The report said the tariffs, along with Trump's proposal to extend tax cuts, "would increase the distortions and burdens created by the rounds of tariffs levied during the first Trump administration (and sustained during the Biden administration), while inflicting massive collateral damage on the U.S. economy."

Do Tariffs Cause Inflation?

Economists have said that Trump's tariff proposals would send prices surging and make inflation worse.

In June, a coalition of Nobel Prize-winning economists warned that Trump's economic proposals would "reignite'' inflation, which has come close to the Federal Reserve's 2 percent target since peaking at 9.1 percent in June 2022.

Economists have warned that Trump's tariffs could dramatically raise prices for American consumers on a wide array of goods.

The PIIE report released in September estimated that the tariffs could make inflation 1.3 percent points higher next year than it otherwise would have been.

Why Is Trump Planning to Impose Tariffs?

Trump said he would impose the tariffs as part of his effort to crack down on illegal immigration and drug trafficking.

In a post on Truth Social, he said that "thousands of people are pouring through Mexico and Canada, bringing Crime and Drugs at levels never seen before."

Trump said the new tariffs would remain in place "until such time as Drugs, in particular Fentanyl, and all Illegal Aliens stop this Invasion of our Country!"
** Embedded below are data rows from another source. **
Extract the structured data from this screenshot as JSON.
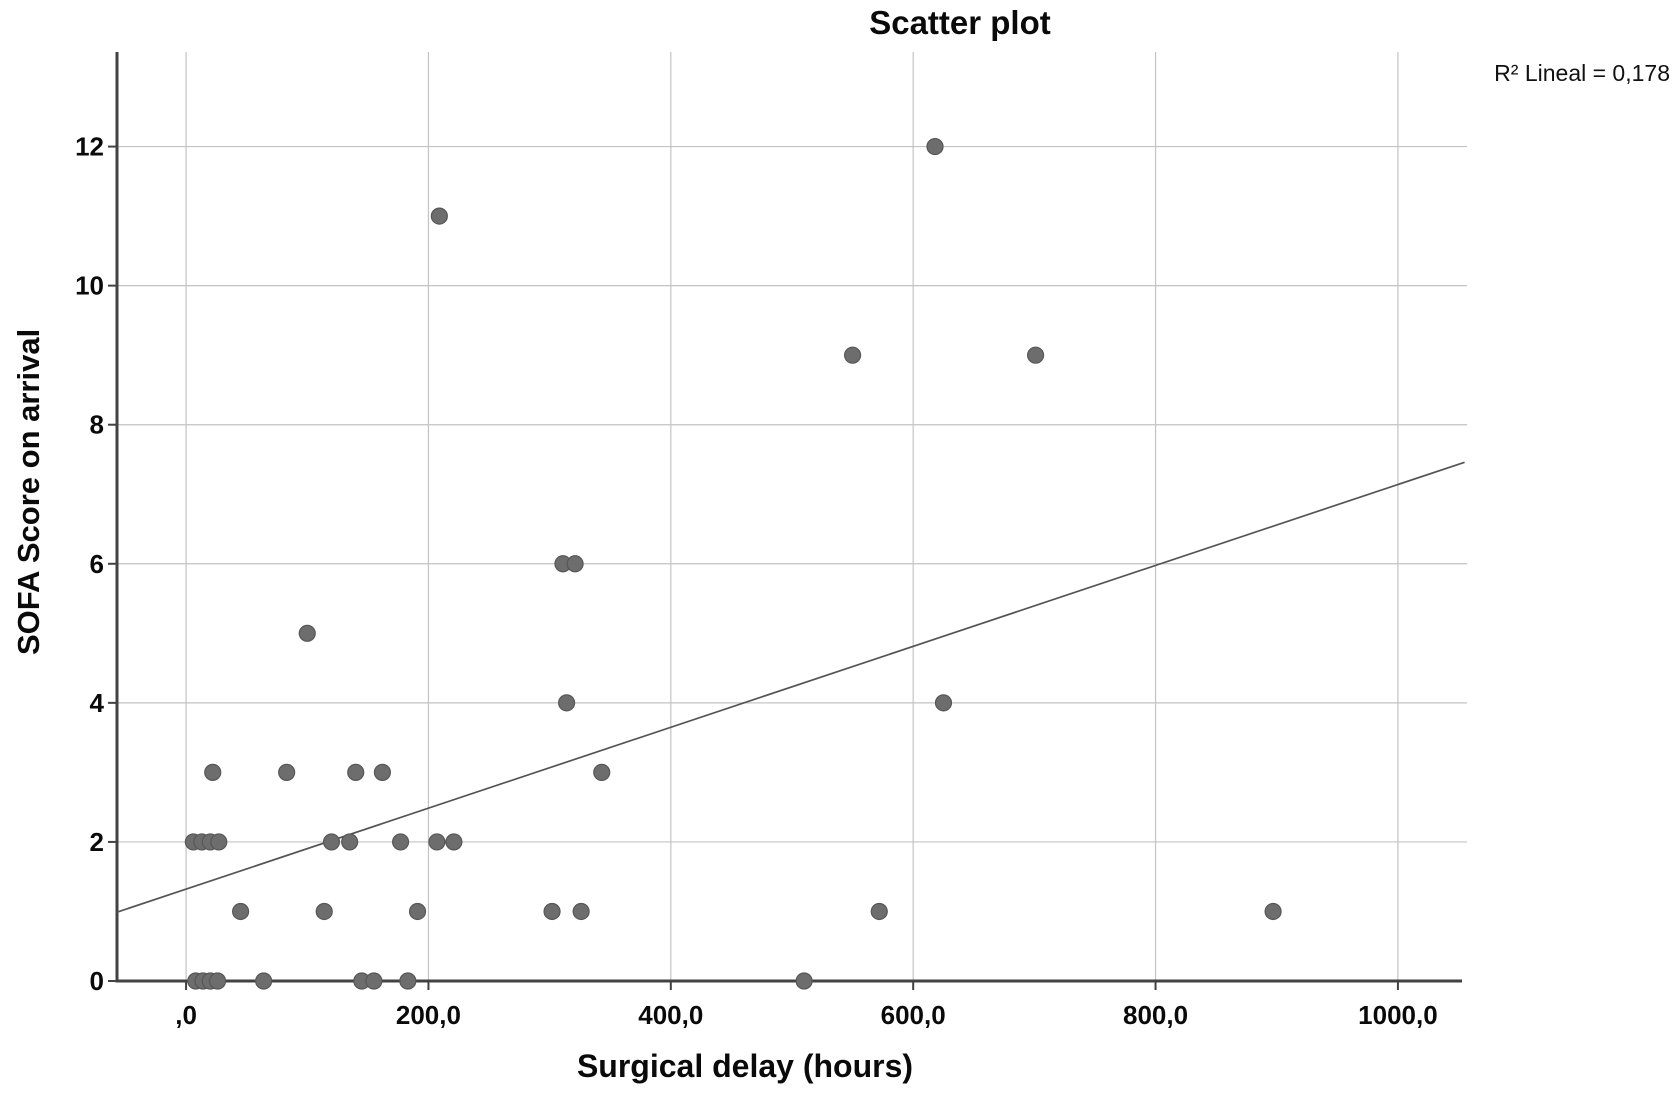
{
  "title": "Scatter plot",
  "annotation": {
    "r2_label": "R² Lineal = 0,178"
  },
  "chart_data": {
    "type": "scatter",
    "title": "Scatter plot",
    "xlabel": "Surgical delay (hours)",
    "ylabel": "SOFA Score on arrival",
    "xlim": [
      -57,
      1057
    ],
    "ylim": [
      0,
      13.36
    ],
    "grid": true,
    "x_ticks": [
      {
        "value": 0,
        "label": ",0"
      },
      {
        "value": 200,
        "label": "200,0"
      },
      {
        "value": 400,
        "label": "400,0"
      },
      {
        "value": 600,
        "label": "600,0"
      },
      {
        "value": 800,
        "label": "800,0"
      },
      {
        "value": 1000,
        "label": "1000,0"
      }
    ],
    "y_ticks": [
      {
        "value": 0,
        "label": "0"
      },
      {
        "value": 2,
        "label": "2"
      },
      {
        "value": 4,
        "label": "4"
      },
      {
        "value": 6,
        "label": "6"
      },
      {
        "value": 8,
        "label": "8"
      },
      {
        "value": 10,
        "label": "10"
      },
      {
        "value": 12,
        "label": "12"
      }
    ],
    "points": [
      [
        618,
        12
      ],
      [
        209,
        11
      ],
      [
        550,
        9
      ],
      [
        701,
        9
      ],
      [
        311,
        6
      ],
      [
        321,
        6
      ],
      [
        100,
        5
      ],
      [
        314,
        4
      ],
      [
        625,
        4
      ],
      [
        22,
        3
      ],
      [
        83,
        3
      ],
      [
        140,
        3
      ],
      [
        162,
        3
      ],
      [
        343,
        3
      ],
      [
        6,
        2
      ],
      [
        13,
        2
      ],
      [
        20,
        2
      ],
      [
        27,
        2
      ],
      [
        120,
        2
      ],
      [
        135,
        2
      ],
      [
        177,
        2
      ],
      [
        207,
        2
      ],
      [
        221,
        2
      ],
      [
        45,
        1
      ],
      [
        114,
        1
      ],
      [
        191,
        1
      ],
      [
        302,
        1
      ],
      [
        326,
        1
      ],
      [
        572,
        1
      ],
      [
        897,
        1
      ],
      [
        8,
        0
      ],
      [
        14,
        0
      ],
      [
        20,
        0
      ],
      [
        26,
        0
      ],
      [
        64,
        0
      ],
      [
        145,
        0
      ],
      [
        155,
        0
      ],
      [
        183,
        0
      ],
      [
        510,
        0
      ]
    ],
    "trendline": {
      "x1": -57,
      "y1": 0.99,
      "x2": 1055,
      "y2": 7.46,
      "r2_text": "0,178"
    },
    "legend": "none",
    "colors": {
      "point": "#6d6d6d",
      "point_stroke": "#575757",
      "grid": "#c3c3c3",
      "axis": "#424242",
      "trendline": "#545454",
      "text": "#0a0a0a",
      "background": "#ffffff"
    }
  }
}
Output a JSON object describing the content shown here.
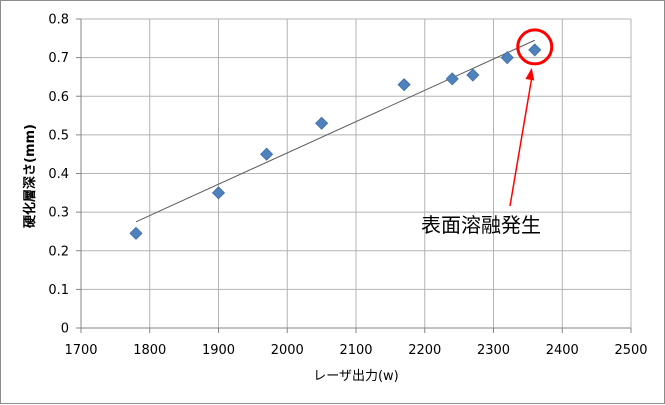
{
  "chart_data": {
    "type": "scatter",
    "title": "",
    "xlabel": "レーザ出力(w)",
    "ylabel": "硬化層深さ(mm)",
    "xlim": [
      1700,
      2500
    ],
    "ylim": [
      0,
      0.8
    ],
    "xticks": [
      1700,
      1800,
      1900,
      2000,
      2100,
      2200,
      2300,
      2400,
      2500
    ],
    "yticks": [
      0,
      0.1,
      0.2,
      0.3,
      0.4,
      0.5,
      0.6,
      0.7,
      0.8
    ],
    "grid": true,
    "legend": "none",
    "series": [
      {
        "x": [
          1780,
          1900,
          1970,
          2050,
          2170,
          2240,
          2270,
          2320,
          2360
        ],
        "y": [
          0.245,
          0.35,
          0.45,
          0.53,
          0.63,
          0.645,
          0.655,
          0.7,
          0.72
        ],
        "marker": "diamond",
        "color": "#4f81bd"
      }
    ],
    "trendline": {
      "type": "linear",
      "x": [
        1780,
        2360
      ],
      "y": [
        0.275,
        0.745
      ],
      "color": "#595959"
    },
    "annotation": {
      "text": "表面溶融発生",
      "target_x": 2360,
      "target_y": 0.72,
      "color": "#ff0000"
    }
  }
}
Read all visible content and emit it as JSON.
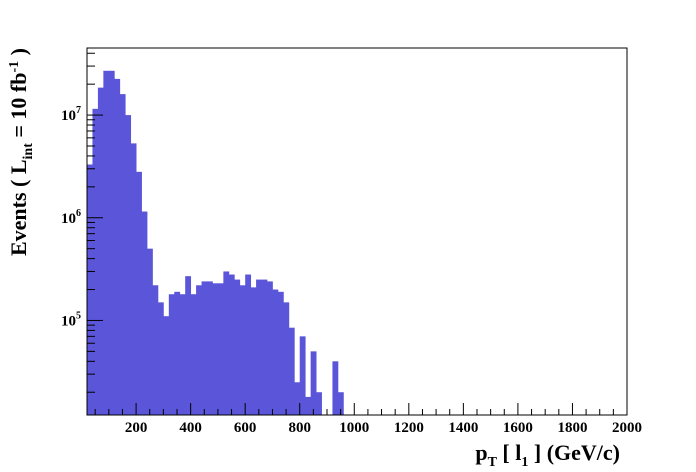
{
  "chart_data": {
    "type": "bar",
    "style": "histogram",
    "bin_width": 20,
    "x_start": 20,
    "xlim": [
      20,
      2000
    ],
    "ylim": [
      12000,
      45000000
    ],
    "y_scale": "log",
    "grid": false,
    "fill_color": "#5b56d9",
    "x_ticks": [
      {
        "value": 200,
        "label": "200"
      },
      {
        "value": 400,
        "label": "400"
      },
      {
        "value": 600,
        "label": "600"
      },
      {
        "value": 800,
        "label": "800"
      },
      {
        "value": 1000,
        "label": "1000"
      },
      {
        "value": 1200,
        "label": "1200"
      },
      {
        "value": 1400,
        "label": "1400"
      },
      {
        "value": 1600,
        "label": "1600"
      },
      {
        "value": 1800,
        "label": "1800"
      },
      {
        "value": 2000,
        "label": "2000"
      }
    ],
    "y_ticks": [
      {
        "value": 100000,
        "base": "10",
        "exp": "5"
      },
      {
        "value": 1000000,
        "base": "10",
        "exp": "6"
      },
      {
        "value": 10000000,
        "base": "10",
        "exp": "7"
      }
    ],
    "xlabel": {
      "p": "p",
      "sub_T": "T",
      "mid": " [ l",
      "sub_1": "1",
      "end": " ] (GeV/c)"
    },
    "ylabel": {
      "start": "Events  ( L",
      "sub_int": "int",
      "mid": " = 10 fb",
      "sup": "-1",
      "end": " )"
    },
    "values": [
      3300000,
      11500000,
      18500000,
      27000000,
      27000000,
      22500000,
      16000000,
      10000000,
      5300000,
      2800000,
      1150000,
      500000,
      220000,
      150000,
      110000,
      180000,
      190000,
      180000,
      270000,
      180000,
      220000,
      240000,
      240000,
      230000,
      230000,
      300000,
      280000,
      250000,
      220000,
      280000,
      210000,
      250000,
      250000,
      240000,
      200000,
      190000,
      150000,
      85000,
      25000,
      70000,
      18000,
      50000,
      20000,
      12000,
      12000,
      40000,
      20000,
      12000,
      12000,
      12000,
      0,
      0,
      0,
      0,
      0,
      0,
      0,
      0,
      0,
      0,
      0,
      0,
      0,
      0,
      0,
      0,
      0,
      0,
      0,
      0,
      0,
      0,
      0,
      0,
      0,
      0,
      0,
      0,
      0,
      0,
      0,
      0,
      0,
      0,
      0,
      0,
      0,
      0,
      0,
      0,
      0,
      0,
      0,
      0,
      0,
      0,
      0,
      0,
      0
    ]
  }
}
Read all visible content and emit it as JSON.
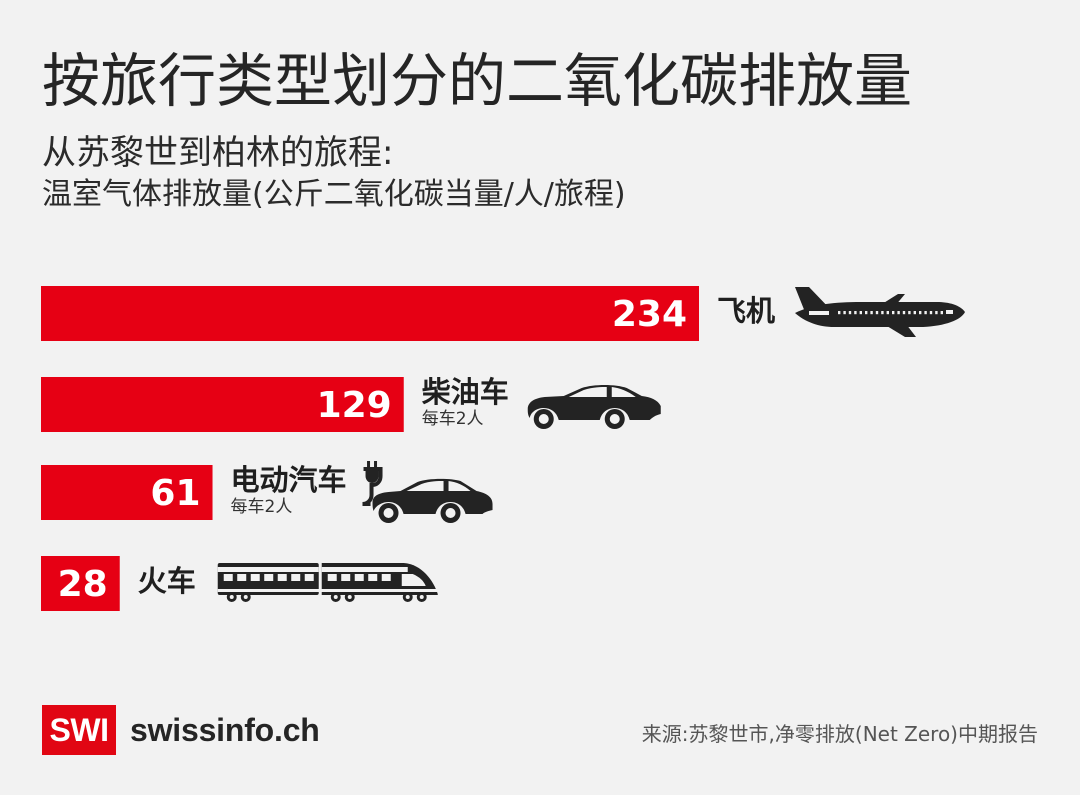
{
  "header": {
    "title": "按旅行类型划分的二氧化碳排放量",
    "subtitle": "从苏黎世到柏林的旅程:",
    "unit": "温室气体排放量(公斤二氧化碳当量/人/旅程)"
  },
  "chart_data": {
    "type": "bar",
    "orientation": "horizontal",
    "categories": [
      "飞机",
      "柴油车",
      "电动汽车",
      "火车"
    ],
    "subcategories": [
      "",
      "每车2人",
      "每车2人",
      ""
    ],
    "values": [
      234,
      129,
      61,
      28
    ],
    "icons": [
      "airplane-icon",
      "car-icon",
      "electric-car-icon",
      "train-icon"
    ],
    "bar_color": "#e60014",
    "label_color": "#ffffff",
    "category_label_color": "#1f1f1f"
  },
  "brand": {
    "logo_short": "SWI",
    "logo_text": "swissinfo.ch",
    "accent": "#e10613"
  },
  "source": {
    "text": "来源:苏黎世市,净零排放(Net Zero)中期报告"
  }
}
He added in a separate post that he'd "had many talks with China about the massive amounts of drugs, in particular Fentanyl, being sent into the United States—But to no avail."

Trump said Chinese officials had told him they would "institute their maximum penalty, that of death, for any drug dealers caught doing this but, unfortunately, they never followed through."

"Until such time as they stop, we will be charging China an additional 10% Tariff, above any additional Tariffs, on all of their many products coming into the United States of America," he continued.

Scott Bessent, Trump's nominee for treasury secretary, has said imposing tariffs on countries is a means of negotiation.

In a Fox News op-ed published on November 15, Bessent wrote: "Tariffs are also a useful tool for achieving the president's foreign policy objectives. Whether it is getting allies to spend more on their own defense, opening foreign markets to U.S. exports, securing cooperation on ending illegal immigration and interdicting fentanyl trafficking, or deterring military aggression, tariffs can play a central role."